On 1st March 2021, an updated version of the EUIPO Guidelines for examination of EU Trade Marks entered into force. Changes can be seen in the ‘track changes’ version. This reveals extensive revision throughout. As these changes are, inter alia, intended to align the Office’s procedures with recent decisions from the Court of Justice of the European Union (‘CJEU’), many will come as no surprise to this Blog’s readership of trade mark aficionados.
This post draws attention to three revisions to the Guidelines regarding the assessment of acquired distinctiveness contained in Chapter 14 of Section 4 in Part B (Examination). Article 7(3) EUTM, as we know, permits an otherwise non-distinctive, descriptive, or generic sign to be registered if the applicant can demonstrate that the sign has acquired distinctiveness through use.

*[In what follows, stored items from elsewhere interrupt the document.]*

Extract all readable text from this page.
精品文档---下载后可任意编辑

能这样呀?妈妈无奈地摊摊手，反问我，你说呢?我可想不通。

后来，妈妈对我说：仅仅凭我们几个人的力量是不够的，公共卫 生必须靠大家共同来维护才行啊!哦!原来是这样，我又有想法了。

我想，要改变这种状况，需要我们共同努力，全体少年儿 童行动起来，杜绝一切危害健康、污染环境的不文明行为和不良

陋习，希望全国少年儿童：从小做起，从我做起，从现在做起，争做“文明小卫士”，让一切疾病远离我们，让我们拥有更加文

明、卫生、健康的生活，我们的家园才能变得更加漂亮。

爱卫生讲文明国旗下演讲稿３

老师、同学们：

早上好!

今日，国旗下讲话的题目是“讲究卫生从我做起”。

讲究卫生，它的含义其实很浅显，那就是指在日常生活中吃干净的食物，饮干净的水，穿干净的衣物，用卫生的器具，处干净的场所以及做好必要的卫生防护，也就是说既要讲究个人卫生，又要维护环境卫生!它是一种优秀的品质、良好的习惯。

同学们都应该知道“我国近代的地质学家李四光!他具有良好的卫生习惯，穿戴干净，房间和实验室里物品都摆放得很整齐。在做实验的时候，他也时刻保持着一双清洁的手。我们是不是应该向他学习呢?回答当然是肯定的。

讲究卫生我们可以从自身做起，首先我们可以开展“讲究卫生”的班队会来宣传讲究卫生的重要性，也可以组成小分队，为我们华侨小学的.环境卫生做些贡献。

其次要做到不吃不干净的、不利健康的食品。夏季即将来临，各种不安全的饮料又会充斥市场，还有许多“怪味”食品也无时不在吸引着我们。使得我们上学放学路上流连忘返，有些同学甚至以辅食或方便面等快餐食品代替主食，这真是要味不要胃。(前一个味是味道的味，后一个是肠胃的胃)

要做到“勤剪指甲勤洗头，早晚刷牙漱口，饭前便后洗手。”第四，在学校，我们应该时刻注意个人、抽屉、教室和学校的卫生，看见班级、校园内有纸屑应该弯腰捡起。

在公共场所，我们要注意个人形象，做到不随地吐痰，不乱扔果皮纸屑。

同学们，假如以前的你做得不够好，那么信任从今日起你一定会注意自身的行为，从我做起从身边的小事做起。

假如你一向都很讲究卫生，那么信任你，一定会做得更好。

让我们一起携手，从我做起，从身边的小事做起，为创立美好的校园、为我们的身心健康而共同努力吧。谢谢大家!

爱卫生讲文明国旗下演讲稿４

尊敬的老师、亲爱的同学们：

Potentially, the ostensibly modest revisions highlighted may, in practice, result in distinctiveness objections raised more frequently, and make acquired distinctiveness more difficult to establish.
1. Acquiring distinctiveness for marks which are descriptive in parts of the EU
One common hurdle faced by EUTM applications arises from the many languages in use within the EU. A word or phrase may be distinctive in some Member States but inherently non-distinctive in others. Previous Guidelines indicated that where the mark applied for would be non-distinctive, descriptive, or generic only for some of the relevant public, the sign would only face a non-distinctiveness objection when that part of the public was ‘significant’. The new Guidelines (§6.2 of Chapter 14) now state:
acquired distinctiveness through use must be shown, in principle, with respect to all those Member States/territories in which the EUTM applied for is objected to because: […] it is in a language understood by a non-negligible part of the relevant public in at least part of the EU’ (Emphasis added).
Arguably, a ‘non-negligible part of the public’ sets a lower threshold than the previous ‘significant part of the public’ (if the two thresholds are the same, then there would seem no need to change the wording). Potentially, this change could give rise to more oppositions being submitted under Article 7(1)(c) EUTMR, requiring more applicants to show acquired distinctiveness in order to gain registration
2. Acquired distinctiveness and ‘simple’ marks
It is well-established that acquired distinctiveness must be shown through use of the sign for which protection has been sought. However in practice, the EUIPO has also accepted evidence which demonstrates distinctiveness based upon use of an insignificant variation of the mark applied for.
The new Guidelines now limit when this practice will be permitted to instances where the mark applied for and the mark used are ‘broadly equivalent’. In particular, they clarify that in the case of ‘extremely simple marks, even minor alterations to that mark may constitute significant changes, so that the amended form may not be regarded as broadly equivalent to the mark as registered’ (§8.5 of Chapter 14). This revision cites Case T-307/17 (adidas). Here the trade mark at issue – adidas’ 3-Stripe Mark – had inverted the contrast of the mark actually used, and this was held to be an impermissible variation. Following this change, EUIPO examiners may feel more empowered to reject evidence of use where, following their assessment, the mark used is not broadly equivalent to the sign depicted in the application.
3. Clarification of the average consumer for collective and certification trade marks
The Guidelines state that the ‘distinctive character of a sign, including that acquired through use, must be assessed in relation to the perception of the average consumer for the category of goods or services in question’ where the identity of the relevant public ‘must be arrived at by reference to the essential function of a trade mark’ (§4 of Chapter 14). That is the same as before.
Citing the CJEU’s Darjeeling judgments (Cases C‑673/15 et al., para. 63), the Guidelines now identify that ‘for collective marks, the essential function is to distinguish the goods and services of the members of the association that is the proprietor of the mark from those of other undertakings’ (§4 of Chapter 14). By analogy, the updated Guidelines provide that the essential function of certification marks is their ability ‘to distinguish goods or services which are certified by the proprietor of the mark from goods and services which are not so certified’. These additions arguably help to clarify who is the relevant public for the purposes of acquired distinctiveness for collective and certification trade marks.